Breaking Interference‐Driven Reversal Currents to Boost Single‐Molecule Conductance

Abstract Controlling charge transport in single‐molecule junctions is essential for advancing molecular electronics. This study demonstrates a novel strategy to dramatically enhance conductance in cross‐conjugated systems by preventing reversal current formation in destructive quantum interference (DQI) regimes. We design four molecules with meta‐substituted phenyl rings replaced by hydrogen‐bonded diketone ( OHO ) or boron‐coordinated rings ( NBN , NBO , OBO ), all maintaining hexagonal cross‐conjugated topology.
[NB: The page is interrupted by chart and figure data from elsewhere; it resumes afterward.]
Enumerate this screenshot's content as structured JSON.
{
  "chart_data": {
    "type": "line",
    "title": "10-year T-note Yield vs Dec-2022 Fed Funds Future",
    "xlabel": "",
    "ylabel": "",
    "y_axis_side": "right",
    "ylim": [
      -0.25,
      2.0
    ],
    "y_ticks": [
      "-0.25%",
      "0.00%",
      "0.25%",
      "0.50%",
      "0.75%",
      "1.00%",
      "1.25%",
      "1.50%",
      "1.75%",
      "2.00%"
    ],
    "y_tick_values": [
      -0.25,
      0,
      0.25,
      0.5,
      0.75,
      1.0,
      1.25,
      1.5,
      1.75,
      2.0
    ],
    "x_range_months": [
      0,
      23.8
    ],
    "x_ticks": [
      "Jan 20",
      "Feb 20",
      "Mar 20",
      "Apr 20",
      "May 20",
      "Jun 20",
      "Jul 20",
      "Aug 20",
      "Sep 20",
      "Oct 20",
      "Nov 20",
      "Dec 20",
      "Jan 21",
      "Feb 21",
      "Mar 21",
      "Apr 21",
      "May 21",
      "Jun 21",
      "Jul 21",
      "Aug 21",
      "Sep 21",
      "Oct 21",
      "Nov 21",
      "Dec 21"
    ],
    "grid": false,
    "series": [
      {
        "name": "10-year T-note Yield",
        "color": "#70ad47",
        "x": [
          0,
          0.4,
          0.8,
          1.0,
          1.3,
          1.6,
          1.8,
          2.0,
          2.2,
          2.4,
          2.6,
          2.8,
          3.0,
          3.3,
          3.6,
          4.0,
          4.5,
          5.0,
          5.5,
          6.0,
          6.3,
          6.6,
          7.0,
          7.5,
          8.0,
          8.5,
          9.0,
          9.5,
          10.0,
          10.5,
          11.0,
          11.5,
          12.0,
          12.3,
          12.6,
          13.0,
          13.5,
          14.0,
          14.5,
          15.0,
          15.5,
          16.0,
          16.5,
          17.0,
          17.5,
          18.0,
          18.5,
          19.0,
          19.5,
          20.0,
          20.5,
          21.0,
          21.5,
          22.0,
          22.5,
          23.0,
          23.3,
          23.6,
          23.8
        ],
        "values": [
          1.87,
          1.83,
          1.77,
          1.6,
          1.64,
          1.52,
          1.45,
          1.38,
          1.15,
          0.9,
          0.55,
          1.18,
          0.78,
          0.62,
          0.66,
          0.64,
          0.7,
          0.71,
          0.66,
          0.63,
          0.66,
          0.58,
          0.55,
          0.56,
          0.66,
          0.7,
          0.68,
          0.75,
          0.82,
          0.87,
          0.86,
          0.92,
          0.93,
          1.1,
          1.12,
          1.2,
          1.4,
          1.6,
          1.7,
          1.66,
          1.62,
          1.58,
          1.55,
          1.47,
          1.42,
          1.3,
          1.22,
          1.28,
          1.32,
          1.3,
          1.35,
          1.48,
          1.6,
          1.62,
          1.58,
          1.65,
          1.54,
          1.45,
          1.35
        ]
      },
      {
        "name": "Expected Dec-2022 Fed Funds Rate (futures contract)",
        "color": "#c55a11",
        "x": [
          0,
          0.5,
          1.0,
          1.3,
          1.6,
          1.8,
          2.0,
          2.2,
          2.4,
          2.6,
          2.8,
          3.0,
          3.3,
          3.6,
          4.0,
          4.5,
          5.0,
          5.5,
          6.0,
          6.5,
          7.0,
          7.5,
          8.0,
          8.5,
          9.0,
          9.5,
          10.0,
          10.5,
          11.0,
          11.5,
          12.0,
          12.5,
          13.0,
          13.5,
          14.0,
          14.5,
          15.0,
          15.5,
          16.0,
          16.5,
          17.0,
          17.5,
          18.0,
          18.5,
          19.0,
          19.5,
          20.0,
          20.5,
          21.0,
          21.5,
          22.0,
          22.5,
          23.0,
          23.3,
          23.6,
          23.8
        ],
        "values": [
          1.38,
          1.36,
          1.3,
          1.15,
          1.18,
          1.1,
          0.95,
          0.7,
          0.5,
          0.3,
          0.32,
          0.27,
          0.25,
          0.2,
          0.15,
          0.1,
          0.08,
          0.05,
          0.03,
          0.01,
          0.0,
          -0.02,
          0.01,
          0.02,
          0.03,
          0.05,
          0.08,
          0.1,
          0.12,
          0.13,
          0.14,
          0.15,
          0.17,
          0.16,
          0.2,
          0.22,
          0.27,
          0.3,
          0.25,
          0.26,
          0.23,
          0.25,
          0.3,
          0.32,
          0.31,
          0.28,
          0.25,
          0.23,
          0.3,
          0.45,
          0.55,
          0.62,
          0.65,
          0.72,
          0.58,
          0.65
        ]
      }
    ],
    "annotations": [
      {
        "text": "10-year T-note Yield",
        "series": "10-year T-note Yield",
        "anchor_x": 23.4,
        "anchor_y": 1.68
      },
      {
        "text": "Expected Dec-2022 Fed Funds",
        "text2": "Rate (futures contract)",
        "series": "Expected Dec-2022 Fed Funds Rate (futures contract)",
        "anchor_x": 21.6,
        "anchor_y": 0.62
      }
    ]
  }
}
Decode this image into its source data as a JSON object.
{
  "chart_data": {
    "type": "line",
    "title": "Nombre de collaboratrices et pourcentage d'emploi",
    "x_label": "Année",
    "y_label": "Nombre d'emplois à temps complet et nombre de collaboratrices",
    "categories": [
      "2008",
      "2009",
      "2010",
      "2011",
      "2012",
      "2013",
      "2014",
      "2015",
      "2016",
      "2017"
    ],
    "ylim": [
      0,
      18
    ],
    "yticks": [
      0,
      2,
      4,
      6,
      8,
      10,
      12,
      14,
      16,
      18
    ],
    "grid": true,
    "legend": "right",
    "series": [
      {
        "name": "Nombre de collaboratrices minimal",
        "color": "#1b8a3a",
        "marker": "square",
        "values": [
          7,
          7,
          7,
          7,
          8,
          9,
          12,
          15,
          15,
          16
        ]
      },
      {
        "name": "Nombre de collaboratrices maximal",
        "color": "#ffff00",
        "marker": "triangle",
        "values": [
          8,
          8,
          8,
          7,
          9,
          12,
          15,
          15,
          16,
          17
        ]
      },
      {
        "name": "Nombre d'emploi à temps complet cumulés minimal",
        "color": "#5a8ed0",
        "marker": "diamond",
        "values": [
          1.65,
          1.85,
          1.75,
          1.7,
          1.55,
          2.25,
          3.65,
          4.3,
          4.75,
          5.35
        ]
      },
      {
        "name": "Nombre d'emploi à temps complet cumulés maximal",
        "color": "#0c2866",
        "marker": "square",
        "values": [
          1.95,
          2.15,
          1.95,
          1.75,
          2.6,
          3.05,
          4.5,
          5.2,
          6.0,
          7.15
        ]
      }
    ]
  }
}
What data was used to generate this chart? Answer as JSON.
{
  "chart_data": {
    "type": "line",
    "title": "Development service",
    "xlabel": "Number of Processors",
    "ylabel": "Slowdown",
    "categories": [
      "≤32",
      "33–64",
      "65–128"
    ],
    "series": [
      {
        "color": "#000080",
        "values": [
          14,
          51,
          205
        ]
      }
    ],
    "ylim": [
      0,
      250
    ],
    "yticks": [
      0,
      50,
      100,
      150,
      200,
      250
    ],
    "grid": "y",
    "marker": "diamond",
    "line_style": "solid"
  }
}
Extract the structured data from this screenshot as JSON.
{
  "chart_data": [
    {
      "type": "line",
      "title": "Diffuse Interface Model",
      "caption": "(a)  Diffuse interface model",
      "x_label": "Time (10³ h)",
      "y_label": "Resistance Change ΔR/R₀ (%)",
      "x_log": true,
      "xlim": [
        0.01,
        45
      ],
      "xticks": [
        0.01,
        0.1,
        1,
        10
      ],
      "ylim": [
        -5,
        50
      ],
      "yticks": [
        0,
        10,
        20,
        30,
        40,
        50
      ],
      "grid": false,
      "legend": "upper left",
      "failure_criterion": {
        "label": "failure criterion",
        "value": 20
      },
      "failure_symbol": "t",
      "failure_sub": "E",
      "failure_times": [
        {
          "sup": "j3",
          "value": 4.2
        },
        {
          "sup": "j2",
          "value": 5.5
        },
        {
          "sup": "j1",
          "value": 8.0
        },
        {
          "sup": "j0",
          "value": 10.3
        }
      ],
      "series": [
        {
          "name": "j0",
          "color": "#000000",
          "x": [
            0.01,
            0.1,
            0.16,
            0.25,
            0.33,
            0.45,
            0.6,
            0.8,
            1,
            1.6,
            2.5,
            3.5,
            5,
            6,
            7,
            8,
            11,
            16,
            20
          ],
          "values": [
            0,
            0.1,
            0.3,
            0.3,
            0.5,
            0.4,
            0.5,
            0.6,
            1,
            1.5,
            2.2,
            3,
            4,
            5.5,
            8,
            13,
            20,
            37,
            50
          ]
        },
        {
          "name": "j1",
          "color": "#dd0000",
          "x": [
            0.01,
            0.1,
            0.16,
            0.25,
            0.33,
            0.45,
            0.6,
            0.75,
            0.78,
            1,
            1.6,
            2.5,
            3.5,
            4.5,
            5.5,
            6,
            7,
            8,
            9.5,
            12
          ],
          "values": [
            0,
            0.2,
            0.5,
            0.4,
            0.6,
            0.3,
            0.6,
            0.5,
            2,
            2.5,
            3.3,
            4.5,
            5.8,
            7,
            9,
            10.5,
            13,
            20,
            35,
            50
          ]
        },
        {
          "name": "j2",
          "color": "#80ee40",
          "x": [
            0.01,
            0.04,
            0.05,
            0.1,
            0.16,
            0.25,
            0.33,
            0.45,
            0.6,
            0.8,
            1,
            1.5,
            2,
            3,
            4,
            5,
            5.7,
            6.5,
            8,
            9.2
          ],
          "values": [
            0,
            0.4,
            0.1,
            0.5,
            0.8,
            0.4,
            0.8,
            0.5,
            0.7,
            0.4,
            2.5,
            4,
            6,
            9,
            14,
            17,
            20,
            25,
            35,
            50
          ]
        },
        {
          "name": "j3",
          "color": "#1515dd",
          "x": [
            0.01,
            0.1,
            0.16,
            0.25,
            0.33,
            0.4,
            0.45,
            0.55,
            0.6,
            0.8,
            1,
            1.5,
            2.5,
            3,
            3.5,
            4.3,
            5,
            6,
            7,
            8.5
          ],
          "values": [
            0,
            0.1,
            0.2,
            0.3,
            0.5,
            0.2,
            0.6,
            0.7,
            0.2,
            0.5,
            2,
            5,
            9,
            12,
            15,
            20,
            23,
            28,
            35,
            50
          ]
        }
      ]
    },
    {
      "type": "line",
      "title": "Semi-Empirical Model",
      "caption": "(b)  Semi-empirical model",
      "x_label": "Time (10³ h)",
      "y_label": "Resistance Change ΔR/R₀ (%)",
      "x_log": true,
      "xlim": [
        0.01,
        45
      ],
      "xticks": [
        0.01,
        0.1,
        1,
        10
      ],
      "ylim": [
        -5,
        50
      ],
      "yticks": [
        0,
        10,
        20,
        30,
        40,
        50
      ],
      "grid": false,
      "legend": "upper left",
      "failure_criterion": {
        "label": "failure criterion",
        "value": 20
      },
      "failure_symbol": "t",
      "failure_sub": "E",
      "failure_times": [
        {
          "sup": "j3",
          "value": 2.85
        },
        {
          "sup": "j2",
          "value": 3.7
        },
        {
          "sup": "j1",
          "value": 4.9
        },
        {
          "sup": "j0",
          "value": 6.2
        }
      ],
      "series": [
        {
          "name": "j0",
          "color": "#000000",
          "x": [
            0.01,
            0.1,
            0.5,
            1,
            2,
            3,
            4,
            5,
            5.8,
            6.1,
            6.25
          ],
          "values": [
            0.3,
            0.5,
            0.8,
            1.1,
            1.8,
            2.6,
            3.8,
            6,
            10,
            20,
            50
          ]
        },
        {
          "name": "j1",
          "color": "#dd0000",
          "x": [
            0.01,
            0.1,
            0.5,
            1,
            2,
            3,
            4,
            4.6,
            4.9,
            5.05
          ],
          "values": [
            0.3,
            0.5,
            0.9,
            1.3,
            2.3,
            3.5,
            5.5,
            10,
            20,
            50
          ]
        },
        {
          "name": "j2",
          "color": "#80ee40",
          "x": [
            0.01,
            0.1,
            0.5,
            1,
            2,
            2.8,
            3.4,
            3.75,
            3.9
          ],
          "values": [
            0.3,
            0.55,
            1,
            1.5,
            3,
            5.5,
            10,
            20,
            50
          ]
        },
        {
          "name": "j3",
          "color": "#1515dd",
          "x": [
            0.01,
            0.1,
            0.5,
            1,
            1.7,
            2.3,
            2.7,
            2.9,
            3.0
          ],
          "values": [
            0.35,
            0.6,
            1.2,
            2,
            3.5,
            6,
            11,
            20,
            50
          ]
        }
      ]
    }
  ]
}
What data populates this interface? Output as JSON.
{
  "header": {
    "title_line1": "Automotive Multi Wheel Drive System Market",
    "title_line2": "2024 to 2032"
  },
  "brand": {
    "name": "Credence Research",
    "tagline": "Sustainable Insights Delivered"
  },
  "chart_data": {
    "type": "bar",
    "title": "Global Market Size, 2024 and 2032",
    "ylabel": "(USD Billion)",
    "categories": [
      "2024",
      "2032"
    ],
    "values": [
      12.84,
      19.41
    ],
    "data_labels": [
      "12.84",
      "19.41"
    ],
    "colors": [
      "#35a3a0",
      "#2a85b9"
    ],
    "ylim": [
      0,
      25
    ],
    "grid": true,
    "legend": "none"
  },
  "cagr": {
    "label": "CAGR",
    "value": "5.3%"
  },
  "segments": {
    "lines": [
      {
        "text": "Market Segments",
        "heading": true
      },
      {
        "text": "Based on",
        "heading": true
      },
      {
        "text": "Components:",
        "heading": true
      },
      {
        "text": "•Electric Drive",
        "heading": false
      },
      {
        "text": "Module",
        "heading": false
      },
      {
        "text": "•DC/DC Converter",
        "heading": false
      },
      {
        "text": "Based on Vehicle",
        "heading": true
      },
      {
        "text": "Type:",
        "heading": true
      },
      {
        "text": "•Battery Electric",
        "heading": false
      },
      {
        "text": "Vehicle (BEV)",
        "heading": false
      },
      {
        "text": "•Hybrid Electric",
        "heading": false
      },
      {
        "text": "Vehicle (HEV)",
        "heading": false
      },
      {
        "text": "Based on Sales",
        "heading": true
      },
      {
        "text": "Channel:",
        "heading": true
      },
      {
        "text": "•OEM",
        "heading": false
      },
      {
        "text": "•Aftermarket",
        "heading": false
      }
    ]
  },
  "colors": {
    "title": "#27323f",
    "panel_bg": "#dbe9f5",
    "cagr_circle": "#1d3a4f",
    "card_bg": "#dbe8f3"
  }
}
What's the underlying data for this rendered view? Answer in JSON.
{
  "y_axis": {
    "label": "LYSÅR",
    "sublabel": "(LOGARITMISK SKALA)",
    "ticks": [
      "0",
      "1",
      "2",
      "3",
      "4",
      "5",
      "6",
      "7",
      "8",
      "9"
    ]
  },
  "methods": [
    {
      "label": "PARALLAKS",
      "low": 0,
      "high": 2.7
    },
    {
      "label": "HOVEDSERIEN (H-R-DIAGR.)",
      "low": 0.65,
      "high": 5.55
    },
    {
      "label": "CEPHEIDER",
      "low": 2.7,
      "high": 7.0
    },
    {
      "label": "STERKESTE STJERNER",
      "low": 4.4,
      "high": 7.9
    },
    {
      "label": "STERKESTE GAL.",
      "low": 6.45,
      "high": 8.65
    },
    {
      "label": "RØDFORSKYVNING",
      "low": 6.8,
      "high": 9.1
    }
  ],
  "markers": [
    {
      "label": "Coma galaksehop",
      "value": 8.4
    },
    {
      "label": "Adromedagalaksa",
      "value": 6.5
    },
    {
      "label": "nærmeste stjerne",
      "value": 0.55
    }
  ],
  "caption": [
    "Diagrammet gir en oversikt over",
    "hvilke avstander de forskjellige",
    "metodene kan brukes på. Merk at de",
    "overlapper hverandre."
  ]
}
Experimental and theoretical analyses reveal a counterintuitive conductance enhancement arising from suppressed reversal currents. Replacing the prototype m‐phenyl ring ( mPh ) with diketone ( OHO ) elevates conductance by one order of magnitude. Further boron coordination synergistically modulates quantum interference and energy levels, achieving an unprecedented two orders of magnitude increase in conductance in OBO (from 10 −5.39 G 0 to 10 −3.41 G 0 ). This work establishes a paradigm for efficient conductance modulation via targeted reversal current suppression, enabling rationally designed quantum‐interference molecular devices.